The drawing depicts a woman wearing a tailored black dress characterized by exaggerated padded shoulders and a low, open neckline. The flared, floor-length skirt is rendered with fluid, sweeping strokes that imply motion and volume. The absence of facial features or background elements directs focus to the silhouette, emphasizing the garment’s structure and drape as the central subject. The piece reflects a postwar interest in dramatic, sculptural forms in women’s wear.

Technique & Style

Carven employed loose, expressive brushwork to convey the texture and movement of fabric without precise detail. Lines are confident and economical, suggesting form through rhythm rather than outline. The ink or wash medium allows for subtle gradations, enhancing the sense of flow in the skirt. The signature 'Carven' in the corner confirms the drawing’s origin as a designer’s autograph, typical of fashion houses that treated sketches as both functional tools and personal statements.

History & Provenance

The sketch entered the Museum of Ethnography’s collection as part of a broader acquisition of fashion-related materials documenting 20th-century design practices. Its provenance traces back to Carven’s atelier in Paris, where such drawings were used to communicate ideas to tailors and clients.

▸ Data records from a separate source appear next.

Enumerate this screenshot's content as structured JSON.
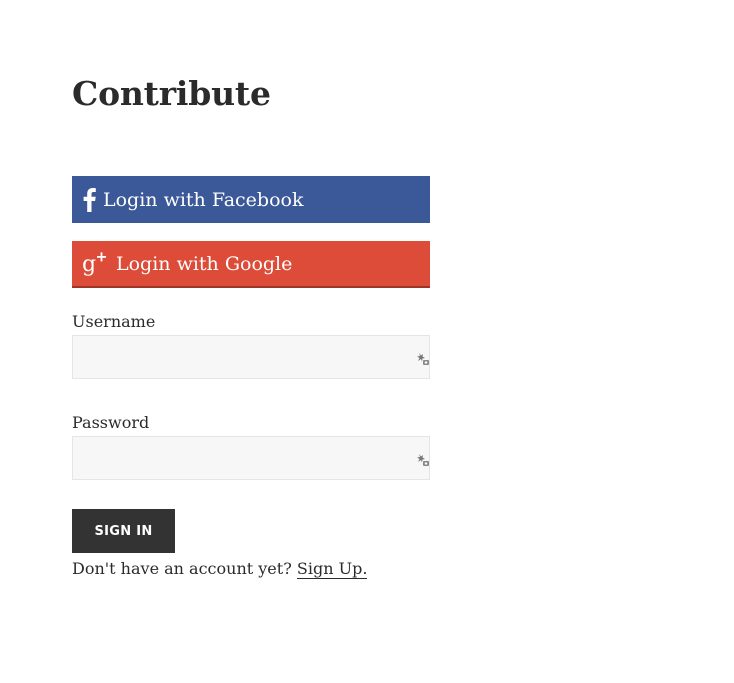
{
  "page": {
    "title": "Contribute"
  },
  "social": {
    "facebook_label": "Login with Facebook",
    "google_label": "Login with Google",
    "facebook_color": "#3b5998",
    "google_color": "#dd4b39"
  },
  "form": {
    "username_label": "Username",
    "username_value": "",
    "password_label": "Password",
    "password_value": "",
    "signin_label": "SIGN IN"
  },
  "footer": {
    "prompt": "Don't have an account yet?",
    "signup_link": "Sign Up."
  },
  "icons": {
    "facebook": "facebook-icon",
    "google": "google-plus-icon",
    "password_manager": "key-icon"
  }
}
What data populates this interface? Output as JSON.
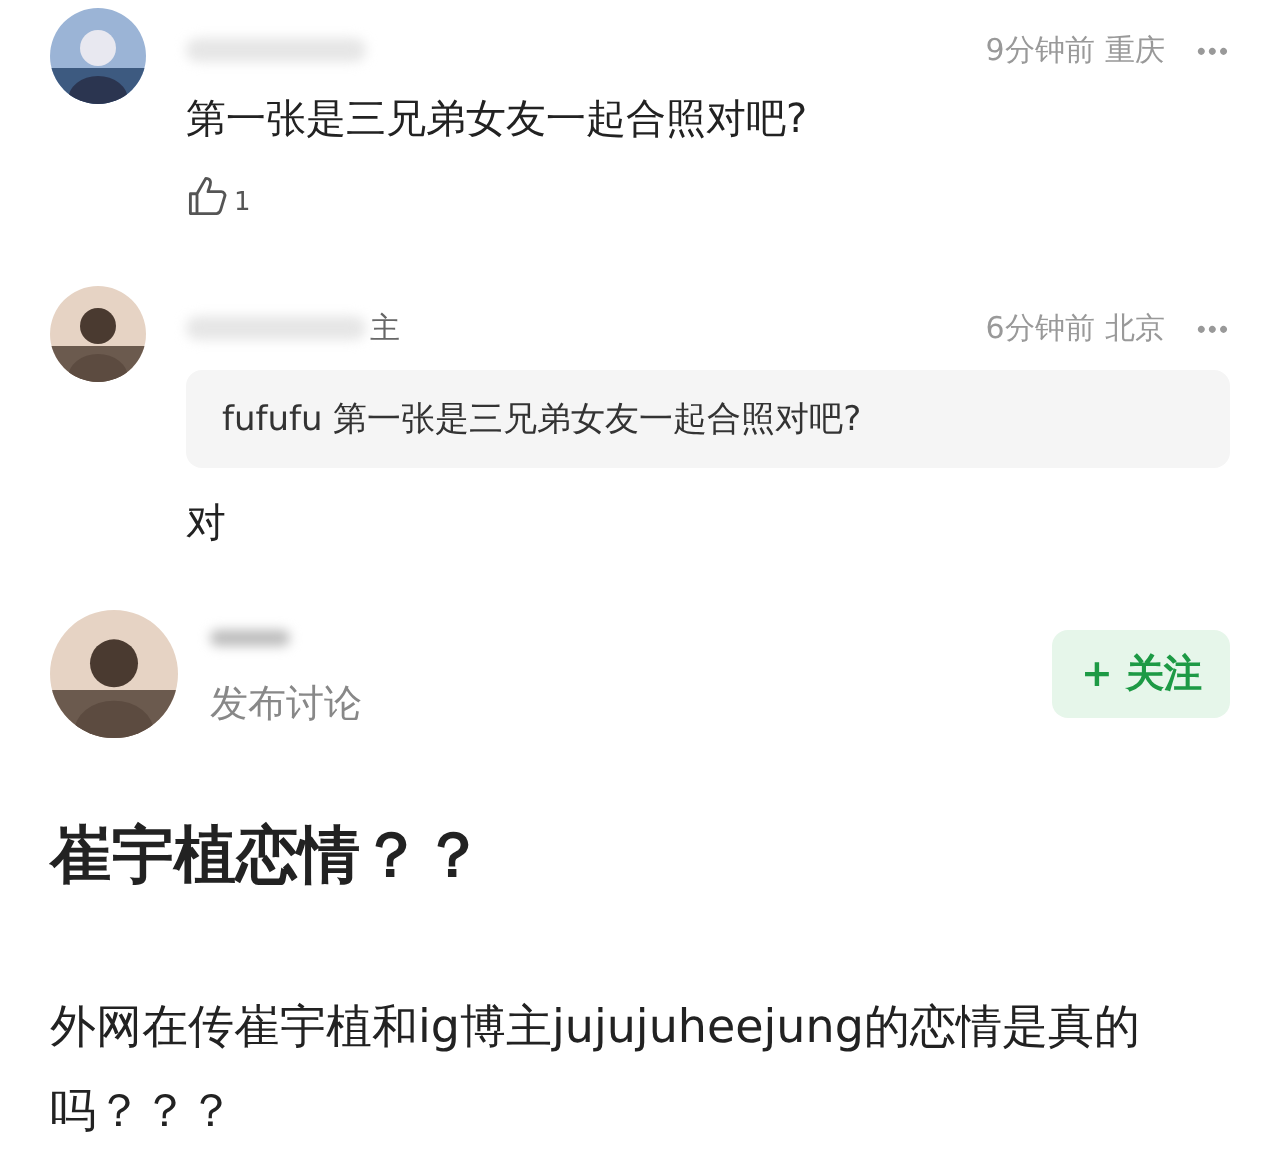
{
  "comments": [
    {
      "time": "9分钟前",
      "location": "重庆",
      "more": "•••",
      "text": "第一张是三兄弟女友一起合照对吧?",
      "likes": "1"
    },
    {
      "name_suffix": "主",
      "time": "6分钟前",
      "location": "北京",
      "more": "•••",
      "quote": {
        "user": "fufufu",
        "text": "第一张是三兄弟女友一起合照对吧?"
      },
      "text": "对"
    }
  ],
  "post": {
    "subtitle": "发布讨论",
    "follow": "+ 关注",
    "title": "崔宇植恋情？？",
    "body": "外网在传崔宇植和ig博主jujujuheejung的恋情是真的吗？？？"
  }
}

Unlike mass-produced fashion plates, this piece retains the immediacy of its creation, offering insight into the private workflow of a couturier during the early 1950s.

Context

In the early 1950s, Parisian fashion emphasized structured silhouettes following the austerity of wartime. Carven’s designs, including this sketch, responded with bold shoulders and fluid skirts that balanced authority with elegance. The drawing aligns with trends set by contemporaries like Dior and Balmain, yet retains a distinctive lightness. It reflects a moment when haute couture still relied heavily on hand-drawn concepts before photographic documentation became dominant.

Legacy

As a surviving example of a designer’s working sketch, 'Gaufrette' contributes to the scholarly understanding of fashion as a tactile, iterative process. It stands as a record of craftsmanship before industrialization transformed design workflows. The drawing’s preservation in an ethnographic museum underscores its value not merely as art, but as cultural artifact—evidence of how clothing was conceived, communicated, and realized in mid-century France.

Artist & collection

Artist

Carven

These delicate ink-on-paper drawings capture the quiet poetry of everyday things: pinecones, reeds, apples.